With the help of the mobile robotic devices, made by InTouch Health, physicians at the 30 facilities can consult a neurologist and other relevant specialists through the stroke command center at St. Joseph Mercy Oakland in Pontiac, Mich. Imaging scans can be reviewed. The patient can be examined, with the assistance of the on-site physician. In the first seven months, 600 calls were made to the stroke center and about 150 patients were transferred, says Jack Weiner, the hospital’s CEO.

Outcomes won’t be analyzed until after the first 12 months, but Weiner estimated that two to three dozen patients have already benefited from the stroke network, which includes air ambulance transfer for surgery.

“The anecdotal cases almost bring tears to your eyes,” he says. Now the 428-bed community hospital is starting to pioneer a similar approach for cardiology.
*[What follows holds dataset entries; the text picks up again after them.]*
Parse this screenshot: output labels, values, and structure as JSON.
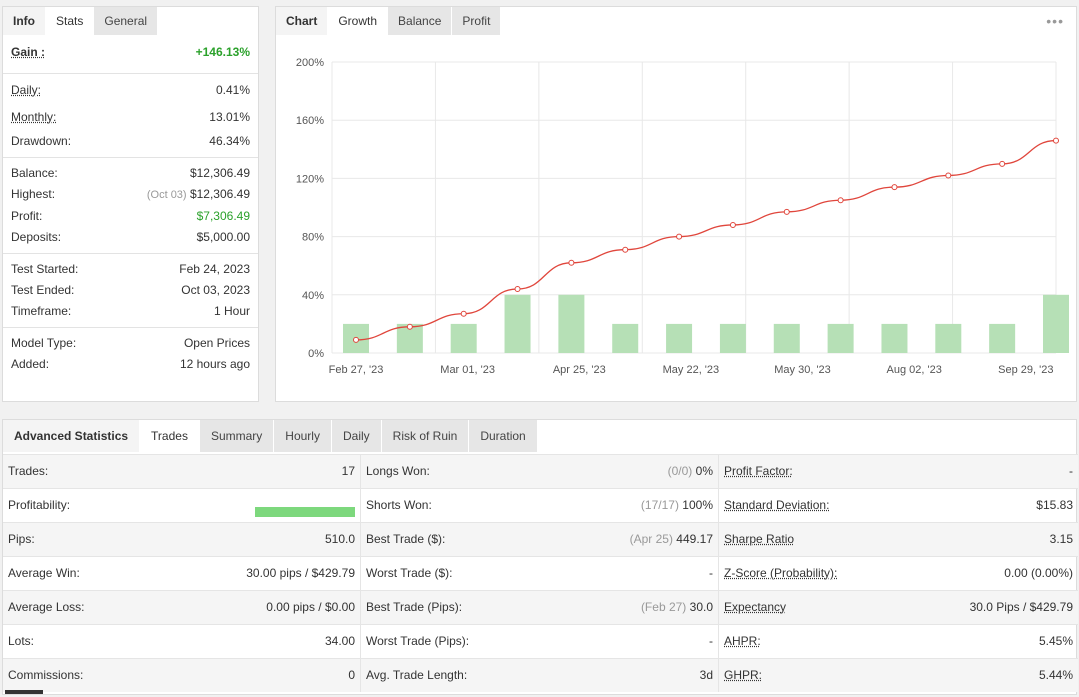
{
  "info": {
    "tabs": [
      "Info",
      "Stats",
      "General"
    ],
    "rows": [
      {
        "label": "Gain :",
        "value": "+146.13%"
      },
      {
        "label": "Daily:",
        "value": "0.41%"
      },
      {
        "label": "Monthly:",
        "value": "13.01%"
      },
      {
        "label": "Drawdown:",
        "value": "46.34%"
      },
      {
        "label": "Balance:",
        "value": "$12,306.49"
      },
      {
        "label": "Highest:",
        "note": "(Oct 03)",
        "value": "$12,306.49"
      },
      {
        "label": "Profit:",
        "value": "$7,306.49"
      },
      {
        "label": "Deposits:",
        "value": "$5,000.00"
      },
      {
        "label": "Test Started:",
        "value": "Feb 24, 2023"
      },
      {
        "label": "Test Ended:",
        "value": "Oct 03, 2023"
      },
      {
        "label": "Timeframe:",
        "value": "1 Hour"
      },
      {
        "label": "Model Type:",
        "value": "Open Prices"
      },
      {
        "label": "Added:",
        "value": "12 hours ago"
      }
    ]
  },
  "chart": {
    "tabs": [
      "Chart",
      "Growth",
      "Balance",
      "Profit"
    ],
    "menu_icon": "dots-menu-icon"
  },
  "chart_data": {
    "type": "line",
    "categories": [
      "Feb 27, '23",
      "Mar 01, '23",
      "Apr 25, '23",
      "May 22, '23",
      "May 30, '23",
      "Aug 02, '23",
      "Sep 29, '23"
    ],
    "y_ticks": [
      "200%",
      "160%",
      "120%",
      "80%",
      "40%",
      "0%"
    ],
    "ylim": [
      0,
      200
    ],
    "line": [
      9,
      18,
      27,
      44,
      62,
      71,
      80,
      88,
      97,
      105,
      114,
      122,
      130,
      146
    ],
    "bars": [
      20,
      20,
      20,
      40,
      40,
      20,
      20,
      20,
      20,
      20,
      20,
      20,
      20,
      40
    ],
    "line_color": "#e0463c",
    "bar_color": "#b6e0b6"
  },
  "adv": {
    "tabs": [
      "Advanced Statistics",
      "Trades",
      "Summary",
      "Hourly",
      "Daily",
      "Risk of Ruin",
      "Duration"
    ],
    "rows": [
      [
        {
          "label": "Trades:",
          "value": "17"
        },
        {
          "label": "Longs Won:",
          "note": "(0/0)",
          "value": "0%"
        },
        {
          "label": "Profit Factor:",
          "value": "-"
        }
      ],
      [
        {
          "label": "Profitability:",
          "value": ""
        },
        {
          "label": "Shorts Won:",
          "note": "(17/17)",
          "value": "100%"
        },
        {
          "label": "Standard Deviation:",
          "value": "$15.83"
        }
      ],
      [
        {
          "label": "Pips:",
          "value": "510.0"
        },
        {
          "label": "Best Trade ($):",
          "note": "(Apr 25)",
          "value": "449.17"
        },
        {
          "label": "Sharpe Ratio",
          "value": "3.15"
        }
      ],
      [
        {
          "label": "Average Win:",
          "value": "30.00 pips / $429.79"
        },
        {
          "label": "Worst Trade ($):",
          "value": "-"
        },
        {
          "label": "Z-Score (Probability):",
          "value": "0.00 (0.00%)"
        }
      ],
      [
        {
          "label": "Average Loss:",
          "value": "0.00 pips / $0.00"
        },
        {
          "label": "Best Trade (Pips):",
          "note": "(Feb 27)",
          "value": "30.0"
        },
        {
          "label": "Expectancy",
          "value": "30.0 Pips / $429.79"
        }
      ],
      [
        {
          "label": "Lots:",
          "value": "34.00"
        },
        {
          "label": "Worst Trade (Pips):",
          "value": "-"
        },
        {
          "label": "AHPR:",
          "value": "5.45%"
        }
      ],
      [
        {
          "label": "Commissions:",
          "value": "0"
        },
        {
          "label": "Avg. Trade Length:",
          "value": "3d"
        },
        {
          "label": "GHPR:",
          "value": "5.44%"
        }
      ]
    ],
    "profitability": 1.0
  }
}
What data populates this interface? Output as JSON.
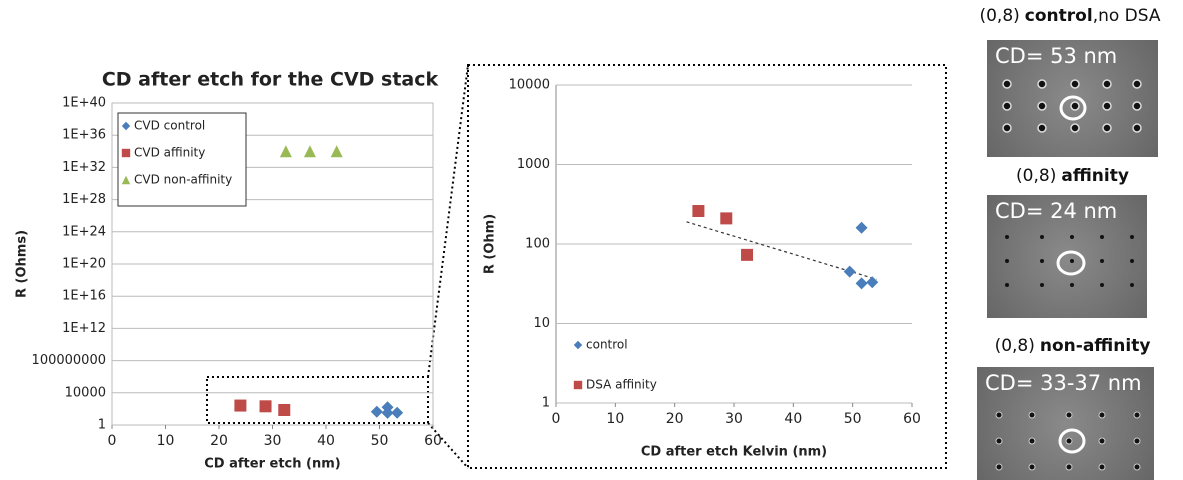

But robotic support, despite its high-tech pizzazz, doesn’t address the nub of the on-call problem: surgical coverage. In the AHA survey, surgeons dominated the top 11 specialties that hospitals were paying cash to cover: general surgery, neurosurgery, orthopedics, hand surgery and plastic surgery, among others. Neither can obstetrics be handled remotely. “Ultimately, to do the procedure, someone has to show up,” says Todd Taylor, M.D., an ACEP officer.

Making Call Palatable

Taylor, who recently stopped practicing emergency medicine because of the liability climate, argues that specialists won’t return to the call schedule in substantial numbers until that pressure is eased. “How much money do you have to pay a bomb technician to defuse a bomb without protection?” he asks.

In the interim, though, hospital administrators can take some steps to make call responsibilities more palatable. They can provide conciergelike services to gather resources—the operating room, nursing staff and equipment—to fast track any procedure, thus limiting specialists’ time away from their families or practices. Physicians who take call also could be given priority when booking time on the coveted operating room schedule, Taylor says. “It’s like being a frequent flier—you get to board first,” he says.

Robotic technology also can play a hand in improving quality of work life, Weiner says. By checking on the patient and imaging tests from home, for example, an orthopedic surgeon could separate pressing crises from those that can wait until morning.

A little creativity can only help, when it comes to on-call coverage challenges, Weiner says. “If we can reduce the hassle factor, maybe we’ll make it more acceptable,” he says.—Charlotte Huff is freelance writer in Fort Worth, Texas.

This article 1st appeared in the August 2007 issue of HHN Magazine.